İLERİ SÜRÜLEN İSTİNAF SEBEPLERİ: Davalı … vekili, taraf markaları arasında fonetik, okunuş, genel intiba olarak bir benzerlik bulunmadığını, mahkemece taraf markalarında yer alan “…” ibaresinin benzer olduğu, bu durumun iltibas ihtimali yarattığı şeklinde değerlendirmeye yapılmış ise de işbu değerlendirmenin hatalı bulunduğunu, markalarda ortak olarak yer alan “…” ibaresinin İngilizce kökenli bir kelime olup, Türkçe’de “akıllı” anlamına geldiğini, söz konusu ibarenin ticari hayatta sıklıkla kullanıldığını, hem marka olarak sıklıkla kullanılan hem de toplumun geniş kesimlerince anlamı bilinen bu ibarenin ayırt edici niteliğinin nispeten düşük olduğunu, dava konusu başvuruda yer verilen “…” ibaresinin markaları farklılaştırmaya yeterli bulunduğunu, bu nedenlerle müşteri kitlesi tarafından taraf markalarının karıştırılması ihtimalinin mevcut olmadığını ileri sürerek, ilk derece mahkemesi kararının kaldırılmasını ve davanın reddine karar verilmesini istemiştir.

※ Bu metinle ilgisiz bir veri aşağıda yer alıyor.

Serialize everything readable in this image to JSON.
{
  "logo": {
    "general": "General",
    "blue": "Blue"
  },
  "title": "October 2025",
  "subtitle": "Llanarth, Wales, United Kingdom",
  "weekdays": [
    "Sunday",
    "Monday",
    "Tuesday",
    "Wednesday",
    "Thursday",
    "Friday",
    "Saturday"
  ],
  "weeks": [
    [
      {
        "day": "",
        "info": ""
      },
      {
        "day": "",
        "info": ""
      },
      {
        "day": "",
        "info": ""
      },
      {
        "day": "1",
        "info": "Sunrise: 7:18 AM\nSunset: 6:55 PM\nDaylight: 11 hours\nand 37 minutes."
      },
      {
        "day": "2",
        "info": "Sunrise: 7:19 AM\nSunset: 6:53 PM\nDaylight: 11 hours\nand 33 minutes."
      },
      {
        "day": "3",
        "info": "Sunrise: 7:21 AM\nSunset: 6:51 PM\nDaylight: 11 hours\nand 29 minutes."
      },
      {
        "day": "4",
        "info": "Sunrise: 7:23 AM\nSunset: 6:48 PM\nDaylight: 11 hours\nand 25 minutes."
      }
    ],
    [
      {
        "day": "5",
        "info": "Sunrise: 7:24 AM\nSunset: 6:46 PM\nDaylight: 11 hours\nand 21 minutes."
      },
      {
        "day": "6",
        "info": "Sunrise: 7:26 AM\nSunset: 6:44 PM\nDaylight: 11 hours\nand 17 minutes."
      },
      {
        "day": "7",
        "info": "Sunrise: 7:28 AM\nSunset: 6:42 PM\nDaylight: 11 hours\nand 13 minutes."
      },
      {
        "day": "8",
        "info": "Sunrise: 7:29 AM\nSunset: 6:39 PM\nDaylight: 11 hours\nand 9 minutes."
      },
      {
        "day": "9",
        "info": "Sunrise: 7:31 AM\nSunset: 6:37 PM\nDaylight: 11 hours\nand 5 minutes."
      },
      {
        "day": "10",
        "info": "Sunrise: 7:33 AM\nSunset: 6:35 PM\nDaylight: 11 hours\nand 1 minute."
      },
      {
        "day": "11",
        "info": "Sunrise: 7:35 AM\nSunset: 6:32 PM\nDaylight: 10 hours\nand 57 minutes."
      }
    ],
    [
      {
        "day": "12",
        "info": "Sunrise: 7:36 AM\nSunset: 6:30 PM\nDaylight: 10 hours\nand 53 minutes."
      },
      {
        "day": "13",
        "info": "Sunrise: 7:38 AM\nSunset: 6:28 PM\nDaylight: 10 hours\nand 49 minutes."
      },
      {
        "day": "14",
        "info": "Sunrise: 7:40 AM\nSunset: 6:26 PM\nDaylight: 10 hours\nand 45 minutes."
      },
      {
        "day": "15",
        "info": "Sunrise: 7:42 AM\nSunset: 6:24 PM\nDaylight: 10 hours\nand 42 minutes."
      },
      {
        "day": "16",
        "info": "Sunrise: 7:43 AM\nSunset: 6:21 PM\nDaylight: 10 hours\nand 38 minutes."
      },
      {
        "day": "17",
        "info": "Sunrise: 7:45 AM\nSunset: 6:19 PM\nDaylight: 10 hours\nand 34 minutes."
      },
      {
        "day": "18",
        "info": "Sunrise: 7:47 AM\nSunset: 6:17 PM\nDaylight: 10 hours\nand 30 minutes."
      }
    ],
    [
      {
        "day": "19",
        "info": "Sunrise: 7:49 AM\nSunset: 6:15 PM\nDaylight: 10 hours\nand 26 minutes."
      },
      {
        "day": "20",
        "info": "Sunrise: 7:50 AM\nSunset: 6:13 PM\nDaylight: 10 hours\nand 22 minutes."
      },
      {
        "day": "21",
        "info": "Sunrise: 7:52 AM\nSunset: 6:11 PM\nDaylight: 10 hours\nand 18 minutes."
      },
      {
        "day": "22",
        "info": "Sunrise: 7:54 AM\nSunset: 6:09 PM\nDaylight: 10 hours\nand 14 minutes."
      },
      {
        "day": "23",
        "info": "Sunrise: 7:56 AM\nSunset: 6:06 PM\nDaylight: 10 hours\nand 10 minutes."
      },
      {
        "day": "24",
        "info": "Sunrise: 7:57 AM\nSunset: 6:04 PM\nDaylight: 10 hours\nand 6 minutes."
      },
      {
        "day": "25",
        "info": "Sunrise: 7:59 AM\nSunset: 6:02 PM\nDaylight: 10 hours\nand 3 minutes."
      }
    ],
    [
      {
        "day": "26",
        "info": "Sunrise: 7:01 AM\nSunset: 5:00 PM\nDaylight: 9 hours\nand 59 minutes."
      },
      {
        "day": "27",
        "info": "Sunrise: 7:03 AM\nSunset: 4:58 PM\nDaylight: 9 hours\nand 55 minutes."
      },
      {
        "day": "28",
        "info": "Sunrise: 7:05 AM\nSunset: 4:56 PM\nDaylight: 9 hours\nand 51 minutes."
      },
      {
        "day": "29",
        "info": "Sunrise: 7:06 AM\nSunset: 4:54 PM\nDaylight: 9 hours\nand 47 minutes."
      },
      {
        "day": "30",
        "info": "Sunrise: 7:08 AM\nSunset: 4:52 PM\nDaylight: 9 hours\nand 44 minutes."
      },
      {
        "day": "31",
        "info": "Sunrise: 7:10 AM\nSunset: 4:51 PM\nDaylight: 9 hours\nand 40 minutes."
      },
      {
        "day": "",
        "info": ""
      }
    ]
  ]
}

GEREKÇE : Dava, YİDK kararının iptali ve marka hükümsüzlüğü istemlerine ilişkindir.
İnceleme, 6100 sayılı HMK’nın 355. madde hükmü uyarınca istinaf dilekçesinde belirtilen sebeplerle sınırlı olarak ve kamu düzenine aykırı hususların olup olmadığı gözetilerek yapılmıştır.
Dosya kapsamı, mevcut delil durumu ve ileri sürülen istinaf sebepleri dikkate alındığında mahkemenin vakıa ve hukuki değerlendirmesinde usul ve esas yönünden yasaya aykırılık bulunmadığı, “… …” ibareli başvuru ile davacının itirazına mesnet “…” asıl unsurlu markalar arasında 6769 sayılı SMK’nın 6/1 maddesi anlamında ortalama alıcılar nezdinde görsel, işitsel ve anlamsal olarak bıraktıkları genel izlenim itibariyle ilişkilendirilme ihtimalini de içerecek şekilde iltibas tehlikesinin bulunduğu, zira davacı markalarının asli unsurunu teşkil eden “…” ibaresinin dava konusu başvuruda da aynen asli unsur olarak kullanıldığı, bu ibarenin 3. Sınıftaki mallar yönünden tanımlayıcı olduğunun söylenemeyeceği, ayırt ediciliğinin çok güçlü olmadığı kabul edilse dahi başvuruda farklı olarak yer verilen “…” ibaresinin ayırt ediciliği sağlamaya yeterli olmadığı anlaşılmakla, davalı … vekilinin istinaf başvurusunun esas yönünden reddine dair hüküm kurmak gerekmiştir.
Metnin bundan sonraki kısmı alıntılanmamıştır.